At first, Todd Burpo (Greg Kinnear) listens to Colton’s stories with the amused forbearance of a mildly skeptical but proud parent: He and his wife, Sonja (Kelly Reilly), chalk up Colton’s detailed visions to the stories and hymns he’s been steeped in all his life. But when Colton mentions encountering people he never met or even knew existed, Todd becomes convinced that his son really has glimpsed the afterlife, a revelation that sends the preacher on a journey that will ultimately threaten his parish and his family.

Viewers expecting “Heaven Is for Real,” adapted from Todd Burpo’s best-selling memoir by the director Randall Wallace, to be an anodyne allegory of reassurance and unconditional faith are in for something a little bit edgier, and that turns out to be a good thing.

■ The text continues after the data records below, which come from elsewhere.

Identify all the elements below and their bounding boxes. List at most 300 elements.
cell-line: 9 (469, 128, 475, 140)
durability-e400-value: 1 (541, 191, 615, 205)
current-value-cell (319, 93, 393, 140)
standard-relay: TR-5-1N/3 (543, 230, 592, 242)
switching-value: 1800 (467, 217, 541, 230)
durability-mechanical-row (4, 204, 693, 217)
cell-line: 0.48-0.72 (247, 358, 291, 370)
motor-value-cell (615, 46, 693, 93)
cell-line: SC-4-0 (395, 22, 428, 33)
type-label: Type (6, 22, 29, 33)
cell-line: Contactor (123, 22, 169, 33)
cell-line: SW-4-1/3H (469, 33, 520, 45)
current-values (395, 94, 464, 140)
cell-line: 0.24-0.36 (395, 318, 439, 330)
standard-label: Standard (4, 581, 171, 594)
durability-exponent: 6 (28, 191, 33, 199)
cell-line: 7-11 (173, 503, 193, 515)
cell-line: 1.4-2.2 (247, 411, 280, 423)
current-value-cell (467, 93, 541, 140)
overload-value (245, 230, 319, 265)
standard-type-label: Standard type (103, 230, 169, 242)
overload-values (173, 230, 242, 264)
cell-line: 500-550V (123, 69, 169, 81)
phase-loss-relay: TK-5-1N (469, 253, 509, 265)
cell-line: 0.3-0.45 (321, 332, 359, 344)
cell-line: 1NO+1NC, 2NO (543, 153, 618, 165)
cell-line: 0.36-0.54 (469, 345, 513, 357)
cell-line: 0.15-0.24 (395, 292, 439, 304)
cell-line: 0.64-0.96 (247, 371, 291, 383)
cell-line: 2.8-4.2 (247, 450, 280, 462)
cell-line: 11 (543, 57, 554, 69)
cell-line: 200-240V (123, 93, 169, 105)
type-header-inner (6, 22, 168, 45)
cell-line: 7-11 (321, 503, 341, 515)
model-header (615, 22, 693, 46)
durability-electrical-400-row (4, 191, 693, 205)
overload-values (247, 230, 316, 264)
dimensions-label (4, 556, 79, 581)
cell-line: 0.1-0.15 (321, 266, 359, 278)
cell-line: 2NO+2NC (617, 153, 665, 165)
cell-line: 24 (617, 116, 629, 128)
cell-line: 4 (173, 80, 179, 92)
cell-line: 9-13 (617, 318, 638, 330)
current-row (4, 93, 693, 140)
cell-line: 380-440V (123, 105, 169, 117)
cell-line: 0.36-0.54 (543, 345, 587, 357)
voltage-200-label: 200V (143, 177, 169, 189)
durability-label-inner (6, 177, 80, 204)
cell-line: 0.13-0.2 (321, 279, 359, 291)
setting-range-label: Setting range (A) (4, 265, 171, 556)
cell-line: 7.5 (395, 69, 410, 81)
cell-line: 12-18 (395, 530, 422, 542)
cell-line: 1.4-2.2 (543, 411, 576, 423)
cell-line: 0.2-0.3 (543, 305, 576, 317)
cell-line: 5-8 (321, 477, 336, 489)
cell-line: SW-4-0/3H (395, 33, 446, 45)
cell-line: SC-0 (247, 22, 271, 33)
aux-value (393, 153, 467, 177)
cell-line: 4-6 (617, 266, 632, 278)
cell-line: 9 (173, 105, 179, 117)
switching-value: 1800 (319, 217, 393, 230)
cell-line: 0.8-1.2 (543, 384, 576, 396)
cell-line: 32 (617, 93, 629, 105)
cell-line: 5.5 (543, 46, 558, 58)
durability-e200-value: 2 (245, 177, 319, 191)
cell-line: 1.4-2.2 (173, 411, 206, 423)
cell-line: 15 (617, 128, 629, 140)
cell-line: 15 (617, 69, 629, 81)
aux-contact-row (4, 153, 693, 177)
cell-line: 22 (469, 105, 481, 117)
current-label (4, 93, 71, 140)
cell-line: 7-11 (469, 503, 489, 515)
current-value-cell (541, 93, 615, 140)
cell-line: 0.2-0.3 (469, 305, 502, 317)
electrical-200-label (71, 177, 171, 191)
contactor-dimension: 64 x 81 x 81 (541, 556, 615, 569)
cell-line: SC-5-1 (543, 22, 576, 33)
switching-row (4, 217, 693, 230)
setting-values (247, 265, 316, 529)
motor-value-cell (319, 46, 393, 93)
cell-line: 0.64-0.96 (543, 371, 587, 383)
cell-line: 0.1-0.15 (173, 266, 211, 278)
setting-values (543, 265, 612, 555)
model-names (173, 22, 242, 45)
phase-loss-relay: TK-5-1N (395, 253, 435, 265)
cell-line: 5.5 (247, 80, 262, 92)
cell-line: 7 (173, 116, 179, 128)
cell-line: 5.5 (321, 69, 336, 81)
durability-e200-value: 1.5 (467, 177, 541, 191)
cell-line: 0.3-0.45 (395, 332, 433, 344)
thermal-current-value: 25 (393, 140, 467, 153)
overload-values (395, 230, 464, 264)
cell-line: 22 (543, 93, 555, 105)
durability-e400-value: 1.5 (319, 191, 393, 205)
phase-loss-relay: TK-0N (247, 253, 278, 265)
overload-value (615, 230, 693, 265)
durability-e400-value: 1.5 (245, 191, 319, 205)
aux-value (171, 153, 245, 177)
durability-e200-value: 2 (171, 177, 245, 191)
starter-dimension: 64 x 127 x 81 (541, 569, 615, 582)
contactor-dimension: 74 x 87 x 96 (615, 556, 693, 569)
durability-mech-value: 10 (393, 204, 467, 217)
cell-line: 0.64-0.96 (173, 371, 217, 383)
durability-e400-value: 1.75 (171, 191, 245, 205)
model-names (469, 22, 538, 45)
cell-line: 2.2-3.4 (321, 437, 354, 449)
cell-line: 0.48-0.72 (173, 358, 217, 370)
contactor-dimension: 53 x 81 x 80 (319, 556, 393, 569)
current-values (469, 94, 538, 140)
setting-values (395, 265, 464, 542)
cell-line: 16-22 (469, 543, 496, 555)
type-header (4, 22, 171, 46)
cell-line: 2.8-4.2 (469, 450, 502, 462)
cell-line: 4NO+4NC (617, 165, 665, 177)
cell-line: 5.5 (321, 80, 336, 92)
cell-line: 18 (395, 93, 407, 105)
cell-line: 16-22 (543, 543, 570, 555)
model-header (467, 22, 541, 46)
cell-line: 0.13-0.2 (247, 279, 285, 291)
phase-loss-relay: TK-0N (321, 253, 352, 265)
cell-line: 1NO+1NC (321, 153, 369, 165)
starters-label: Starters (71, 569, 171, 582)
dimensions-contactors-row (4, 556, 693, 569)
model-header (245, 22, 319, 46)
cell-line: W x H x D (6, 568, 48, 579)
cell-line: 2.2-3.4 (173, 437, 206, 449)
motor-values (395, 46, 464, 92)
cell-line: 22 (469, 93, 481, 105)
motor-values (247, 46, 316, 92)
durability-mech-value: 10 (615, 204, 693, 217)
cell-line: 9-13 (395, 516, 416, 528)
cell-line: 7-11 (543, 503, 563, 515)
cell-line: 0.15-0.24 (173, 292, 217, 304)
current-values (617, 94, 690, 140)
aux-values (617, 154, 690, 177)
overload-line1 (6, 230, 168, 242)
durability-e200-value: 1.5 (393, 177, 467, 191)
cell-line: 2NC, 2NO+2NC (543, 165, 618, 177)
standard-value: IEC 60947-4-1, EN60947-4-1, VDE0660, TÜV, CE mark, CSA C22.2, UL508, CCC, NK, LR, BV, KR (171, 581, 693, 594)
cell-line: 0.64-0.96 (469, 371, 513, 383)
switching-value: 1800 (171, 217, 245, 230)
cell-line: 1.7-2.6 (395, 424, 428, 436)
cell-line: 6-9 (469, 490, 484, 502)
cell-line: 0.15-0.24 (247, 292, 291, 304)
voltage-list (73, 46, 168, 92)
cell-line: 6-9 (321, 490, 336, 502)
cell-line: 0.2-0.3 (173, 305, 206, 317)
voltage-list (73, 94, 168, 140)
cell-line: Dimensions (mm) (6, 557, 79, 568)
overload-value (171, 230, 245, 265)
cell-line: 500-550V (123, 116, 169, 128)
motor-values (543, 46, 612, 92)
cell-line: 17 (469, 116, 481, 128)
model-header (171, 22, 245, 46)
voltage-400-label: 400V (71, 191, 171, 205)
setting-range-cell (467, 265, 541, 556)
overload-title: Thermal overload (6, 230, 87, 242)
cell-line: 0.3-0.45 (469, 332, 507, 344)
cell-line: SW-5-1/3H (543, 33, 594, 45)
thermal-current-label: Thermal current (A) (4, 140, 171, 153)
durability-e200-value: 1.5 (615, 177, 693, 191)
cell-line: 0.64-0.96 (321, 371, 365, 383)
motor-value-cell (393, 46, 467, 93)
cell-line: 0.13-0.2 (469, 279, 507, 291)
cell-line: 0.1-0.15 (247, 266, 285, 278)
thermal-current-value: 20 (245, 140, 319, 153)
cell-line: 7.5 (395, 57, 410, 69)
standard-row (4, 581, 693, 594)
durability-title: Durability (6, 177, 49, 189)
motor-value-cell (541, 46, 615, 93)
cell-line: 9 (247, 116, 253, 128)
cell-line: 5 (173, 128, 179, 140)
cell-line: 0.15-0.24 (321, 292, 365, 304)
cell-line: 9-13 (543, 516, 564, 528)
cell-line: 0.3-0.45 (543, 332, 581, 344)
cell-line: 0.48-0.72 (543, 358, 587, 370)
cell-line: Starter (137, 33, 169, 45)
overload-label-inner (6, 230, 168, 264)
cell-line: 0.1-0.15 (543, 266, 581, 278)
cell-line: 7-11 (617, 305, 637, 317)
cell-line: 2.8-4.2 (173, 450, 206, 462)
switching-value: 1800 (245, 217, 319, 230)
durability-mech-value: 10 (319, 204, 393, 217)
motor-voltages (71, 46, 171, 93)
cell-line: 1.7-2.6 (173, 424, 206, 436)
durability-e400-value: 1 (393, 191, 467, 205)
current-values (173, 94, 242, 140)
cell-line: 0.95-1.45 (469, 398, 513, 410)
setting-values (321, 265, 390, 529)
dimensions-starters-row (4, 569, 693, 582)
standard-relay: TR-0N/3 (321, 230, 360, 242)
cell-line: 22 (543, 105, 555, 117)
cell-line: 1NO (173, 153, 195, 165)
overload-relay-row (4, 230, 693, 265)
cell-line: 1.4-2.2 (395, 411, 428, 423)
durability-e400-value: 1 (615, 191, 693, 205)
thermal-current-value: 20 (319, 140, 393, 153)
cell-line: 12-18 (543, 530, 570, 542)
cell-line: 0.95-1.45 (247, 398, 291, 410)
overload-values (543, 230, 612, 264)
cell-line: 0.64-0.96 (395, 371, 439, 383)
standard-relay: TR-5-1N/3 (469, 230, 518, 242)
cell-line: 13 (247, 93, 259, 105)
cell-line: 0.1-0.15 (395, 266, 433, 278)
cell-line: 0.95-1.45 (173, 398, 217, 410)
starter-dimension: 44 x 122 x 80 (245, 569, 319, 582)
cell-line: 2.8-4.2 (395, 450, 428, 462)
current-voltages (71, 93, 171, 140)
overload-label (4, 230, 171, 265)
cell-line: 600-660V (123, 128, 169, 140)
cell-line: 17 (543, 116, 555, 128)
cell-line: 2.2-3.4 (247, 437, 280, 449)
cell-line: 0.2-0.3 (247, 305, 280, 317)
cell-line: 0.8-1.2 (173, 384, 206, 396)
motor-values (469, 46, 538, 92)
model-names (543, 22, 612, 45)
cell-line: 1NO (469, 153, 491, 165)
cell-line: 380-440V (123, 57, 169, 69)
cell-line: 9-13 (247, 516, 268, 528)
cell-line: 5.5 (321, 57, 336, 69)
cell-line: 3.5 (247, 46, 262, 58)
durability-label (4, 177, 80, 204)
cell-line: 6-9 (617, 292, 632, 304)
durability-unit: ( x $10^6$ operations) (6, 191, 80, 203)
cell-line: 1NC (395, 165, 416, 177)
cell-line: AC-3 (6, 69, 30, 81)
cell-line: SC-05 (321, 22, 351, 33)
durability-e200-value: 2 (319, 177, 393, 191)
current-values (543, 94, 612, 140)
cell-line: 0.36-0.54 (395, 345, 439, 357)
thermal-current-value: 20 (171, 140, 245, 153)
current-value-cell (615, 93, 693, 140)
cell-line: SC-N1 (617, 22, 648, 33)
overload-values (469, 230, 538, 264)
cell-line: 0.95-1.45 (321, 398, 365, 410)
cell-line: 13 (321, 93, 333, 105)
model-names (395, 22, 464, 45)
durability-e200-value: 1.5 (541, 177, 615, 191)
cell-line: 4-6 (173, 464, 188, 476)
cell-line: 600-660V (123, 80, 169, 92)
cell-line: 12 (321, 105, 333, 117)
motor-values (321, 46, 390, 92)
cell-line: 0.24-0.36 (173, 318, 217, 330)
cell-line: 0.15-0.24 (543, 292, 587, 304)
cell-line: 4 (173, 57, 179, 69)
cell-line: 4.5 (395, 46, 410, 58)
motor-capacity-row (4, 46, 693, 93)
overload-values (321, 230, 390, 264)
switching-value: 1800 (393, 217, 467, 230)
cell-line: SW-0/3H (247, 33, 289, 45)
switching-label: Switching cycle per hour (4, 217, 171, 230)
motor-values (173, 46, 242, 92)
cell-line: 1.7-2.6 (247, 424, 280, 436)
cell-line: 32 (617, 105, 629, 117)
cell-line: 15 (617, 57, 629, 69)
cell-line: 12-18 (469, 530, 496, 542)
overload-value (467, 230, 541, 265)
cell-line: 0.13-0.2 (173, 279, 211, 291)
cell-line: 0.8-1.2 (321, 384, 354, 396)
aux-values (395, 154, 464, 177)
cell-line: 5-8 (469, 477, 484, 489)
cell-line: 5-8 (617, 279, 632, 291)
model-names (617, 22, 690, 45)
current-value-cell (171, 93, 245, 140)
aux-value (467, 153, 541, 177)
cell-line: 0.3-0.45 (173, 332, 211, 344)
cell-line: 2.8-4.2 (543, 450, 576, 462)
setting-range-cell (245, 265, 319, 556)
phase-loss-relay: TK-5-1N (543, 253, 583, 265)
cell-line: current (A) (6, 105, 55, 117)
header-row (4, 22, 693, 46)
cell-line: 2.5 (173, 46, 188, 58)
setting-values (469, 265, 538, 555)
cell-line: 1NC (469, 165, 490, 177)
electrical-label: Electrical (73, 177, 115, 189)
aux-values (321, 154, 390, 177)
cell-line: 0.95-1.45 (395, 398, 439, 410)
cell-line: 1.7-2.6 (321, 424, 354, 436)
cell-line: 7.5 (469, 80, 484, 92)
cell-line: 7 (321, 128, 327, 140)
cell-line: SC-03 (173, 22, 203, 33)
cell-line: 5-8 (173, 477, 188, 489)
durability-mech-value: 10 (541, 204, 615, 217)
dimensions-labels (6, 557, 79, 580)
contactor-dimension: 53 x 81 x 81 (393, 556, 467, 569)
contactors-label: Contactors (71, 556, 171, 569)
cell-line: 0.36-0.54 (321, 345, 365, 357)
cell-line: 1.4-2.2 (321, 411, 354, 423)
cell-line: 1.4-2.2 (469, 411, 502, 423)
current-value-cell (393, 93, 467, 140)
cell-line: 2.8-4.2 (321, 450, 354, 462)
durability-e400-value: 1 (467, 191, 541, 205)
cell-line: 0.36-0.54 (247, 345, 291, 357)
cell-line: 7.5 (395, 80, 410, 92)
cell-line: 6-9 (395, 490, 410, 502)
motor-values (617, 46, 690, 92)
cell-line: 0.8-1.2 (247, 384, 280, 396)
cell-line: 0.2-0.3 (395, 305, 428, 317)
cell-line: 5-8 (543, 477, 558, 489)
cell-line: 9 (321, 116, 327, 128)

Thanks to a sensitive performance from Kinnear, as well as from a terrific cast of supporting actors, what could have been merely a feel-good exercise in Eschatology Lite instead becomes a wholesome but also surprisingly tough-minded portrait of a man wrestling with his faith.

“Heaven Is for Real” undoubtedly supports Colton’s contention that he visited heaven — where, he tells his father in the movie, Jesus rides a multicolored horse. But the movie doesn’t succumb entirely to credulity.

Most of the film has to do with the painful questions Todd, his wife and his parishioners grapple with as they contemplate the implications of Colton’s startling disclosures, first trying to fit them into scriptural understanding and then, when that fails, their own personal theology — or something in between, and unnamed. “Why can’t it just be a mystery?” Todd’s wife asks at one point, echoing the very thoughts of audience members who may not accept Colton’s words as literally true but don’t reflexively dismiss them, either.

Presumably in keeping with Burpo’s book, Wallace ends the film tying Colton’s visions to those of another young person halfway around the world, whose paintings of Jesus eerily coincided with the American toddler’s impressions.

That may be an intriguing turn of events, but the postscript unfortunately detracts from the most powerful sequence in “Heaven Is for Real,” wherein Todd finally seems to process Colton’s journey into something personally crucial and spiritually transformative. In that moving climactic scene, the preoccupations that have consumed him seem utterly beside the point compared with how in God’s name we can love our neighbors as ourselves. It may not involve singing angels or multicolored ponies, but it’s still a question for the ages.